A review by couldbestephen
New Haven by Adam Kirstein

1.0

Reviews are not for authors. That being said, there’s a part of me hoping that Adam Kirsten reads this and understands what a horrifically bad book he wrote. This bland dystopian fails to deliver a compelling story and doesn’t have a message of its own to stand on. I do not recommend this novel and would actively warn people against reading it.

This novel was marketed as a YA thriller where “The Hunger Games” meets “The Handmaids Tale.”  Do not be fooled. This book is not YA and you will see nothing that meaningfully resembles either book in Dr Kirstein’s novel. I have no idea where The Hunger Games comparison comes from. The Handmaids Tale shows up near the end of the book, when the author decides his book needed to be more misogynistic for absolutely no reason. New Haven is more like A Brave New World and 1984, if both of those novels were materially worse and offered no political commentary. The author does not address or deconstruct the deep misogyny (the female characters in this book are treated horrifically for no apparent reason other than shock value) and antisemitic tropes (a blood drinking evil shadow cabal runs New Haven) present in his book. The main point of conflict in this novel is that the authoritarian government, known as The Leadership, is bad and should therefore be overthrown. It’s so painfully bland and uninspired, you wonder why Dr Kirstein thought this story was worth putting on paper.

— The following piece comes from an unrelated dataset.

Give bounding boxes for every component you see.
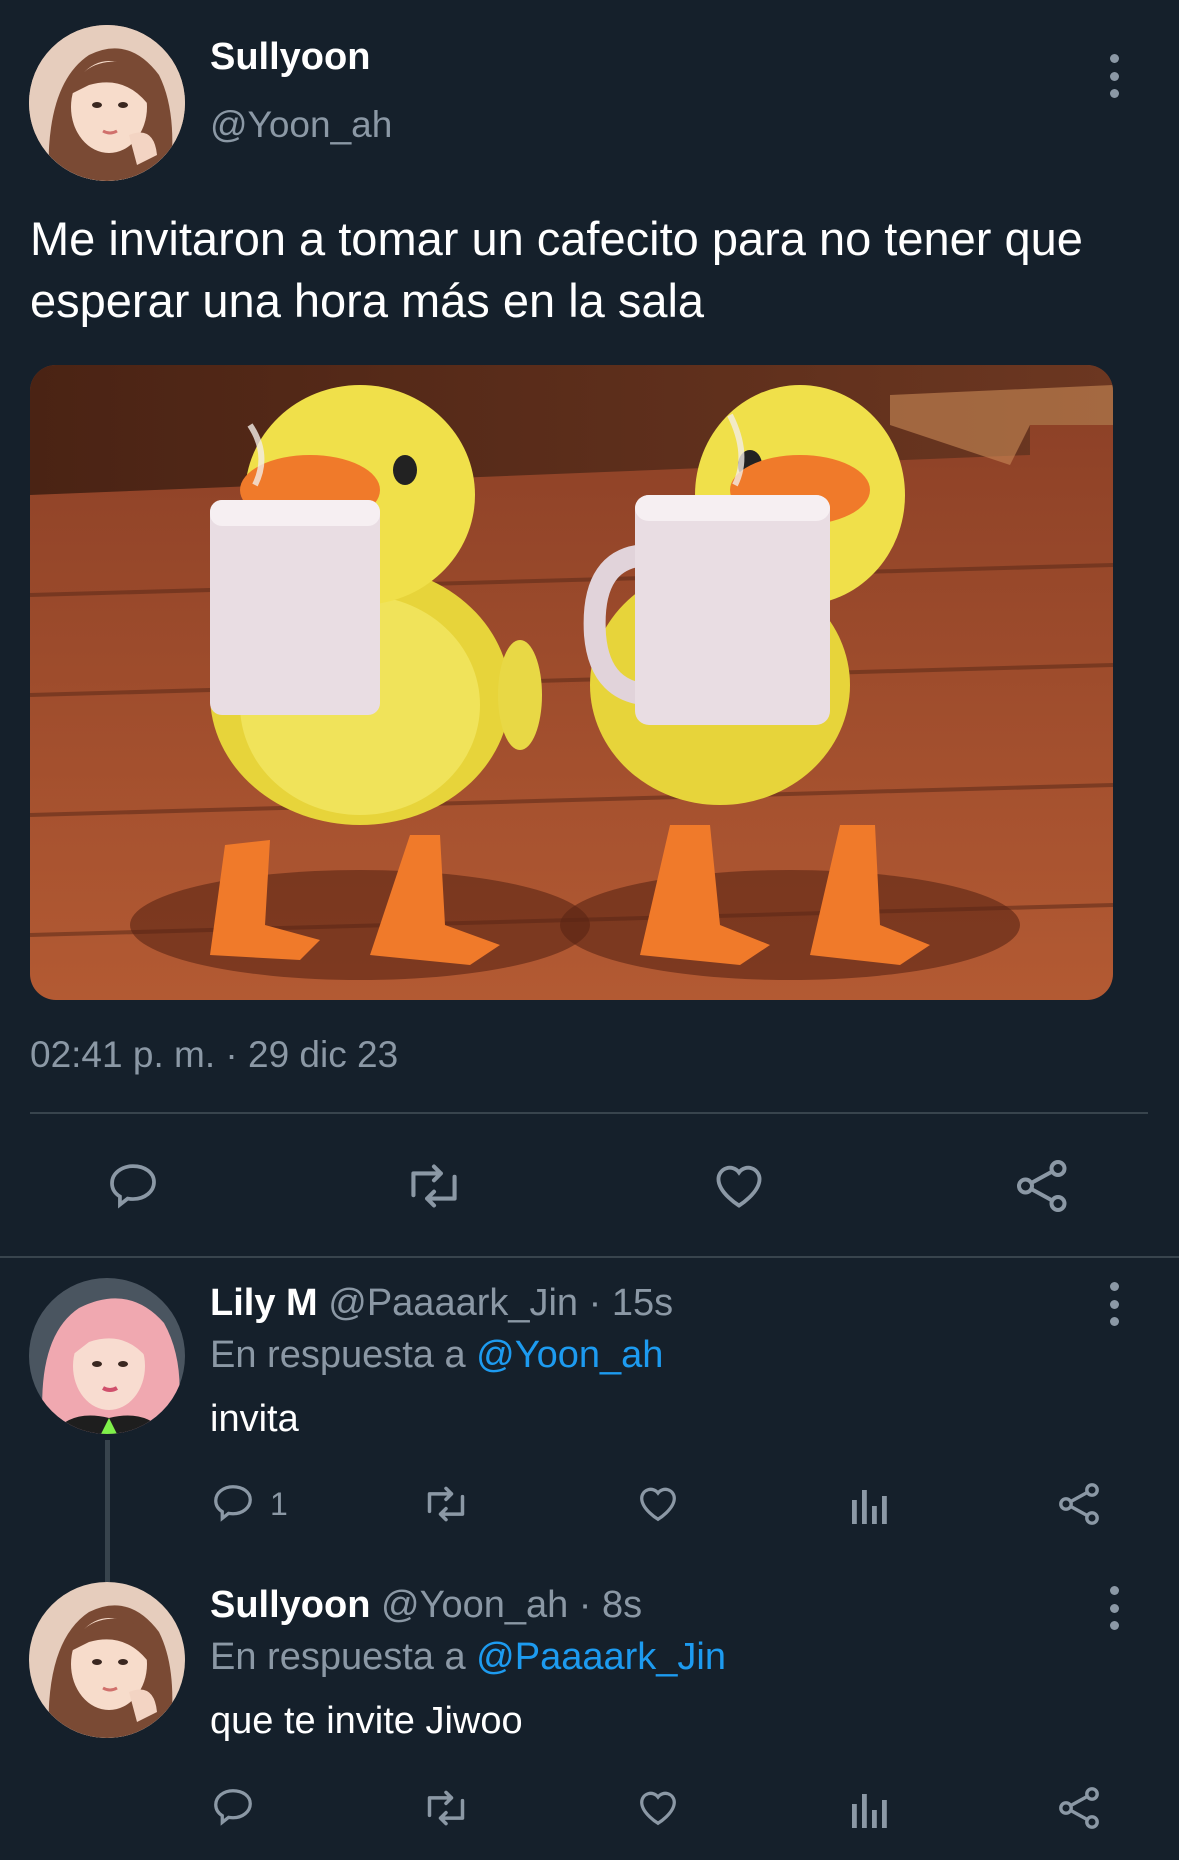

A reviewer on Amazon talked about how this work could have used an edit pass or two more before publishing to fix the typos and grammatical errors. I think Dr Kirstein needs to take several creative and general writing classes. The general prose feels like it was written by a middle school/high school fan-fiction author. Misplaced or missing commas run rampant. The author has very little idea of how write dialogue (please learn how to use quotation marks before publishing your novel). His characters are flat. The plot is so bland it hurts. As an avid reader and someone who studies English in college, this is a painfully bad read. 

Dystopian novels work as “warnings for the future” because they are reexamining issues we currently face. The Hunger Games is about the dangers of turning trauma into entertainment and the cost of necessary revolutions. The Handmaids Tale cautions us against governments that make religious texts the cornerstone of their political system. This book has nothing. It’s empty. It wants to be a spiritual successor to 1984, but just because you have a big bad government that sees all doesn’t mean you have anything more than the world’s simplest take on what some of the greatest dystopian fiction has already said.